Last year, the American football championship game, which is always played on the last Sunday in January, attracted 133 million viewers - a figure that makes some companies believe the investment of $1.6 million for half a minute of advertising is worth it. Fox Broadcasting says it has sold out all 58 spots it had on offer.
The first Internet company to advertise on Super Bowl Sunday was Autobytel in 1996 and again last year. The company, which is heading to Europe and on the verge of going public, claims the money was well spent.
But even announcing the intention to advertise appears to boost sales. When Fox rejected Hotjobs' first ad due to its lack of taste, the subsequent publicity led to an immediate 17 per cent rise in new accounts. Sunday's ad is expected to feature a security guard who fantasises about having a more exciting job.
Hotjobs, which claims its site does not involve headhunters, says it has 660 member companies that advertise vacancies, including Amazon.com, Arthur Andersen, Citibank NA, CNNfn, Disney, and the Ford Motor Co.
The bad news for Richard Johnson, the firm?s president and founder, however, is that Monster.com also plans to advertise at the Super Bowl. But with its larger revenues - believed to be in the region of $30 million - it can afford to pay for three ad spots during the game.

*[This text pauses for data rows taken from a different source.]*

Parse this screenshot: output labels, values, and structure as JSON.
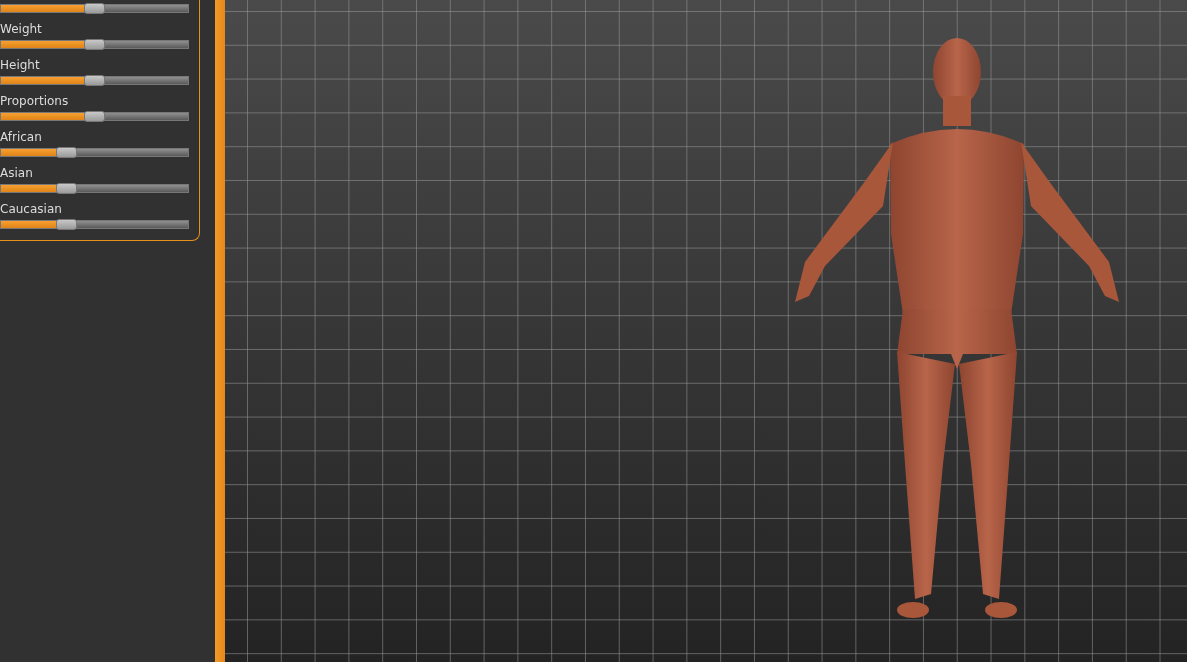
{
  "sliders": [
    {
      "level": 0.5
    },
    {
      "label": "Weight",
      "level": 0.5
    },
    {
      "label": "Height",
      "level": 0.5
    },
    {
      "label": "Proportions",
      "level": 0.5
    },
    {
      "label": "African",
      "level": 0.333
    },
    {
      "label": "Asian",
      "level": 0.333
    },
    {
      "label": "Caucasian",
      "level": 0.333
    }
  ]
}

But Johnson was philosophical. "The 'Battle of the Internet Jobs Sites' can only work to dramatically promote the idea of using the power of the Internet to recruit employees or find a new job. We're anticipating that the advertising will generate more attention and activity in the entire Internet recruiting category - which should benefit HotJobs.com and all players," he said.
Another high tech company attempting to make a splash at the Super Bowl is Apple - for the first time in 14 years - but Intel, a Super Bowl stalwart, has bowed out at the last minute.
It had intended to advertise its upcoming Pentium III chips, but decided there was too much of a time lag between Sunday and the launch of the offering on 17 February. However, if Fox cannot sell two of its booked spots, the chip maker will still be charged its $3.2 million fee.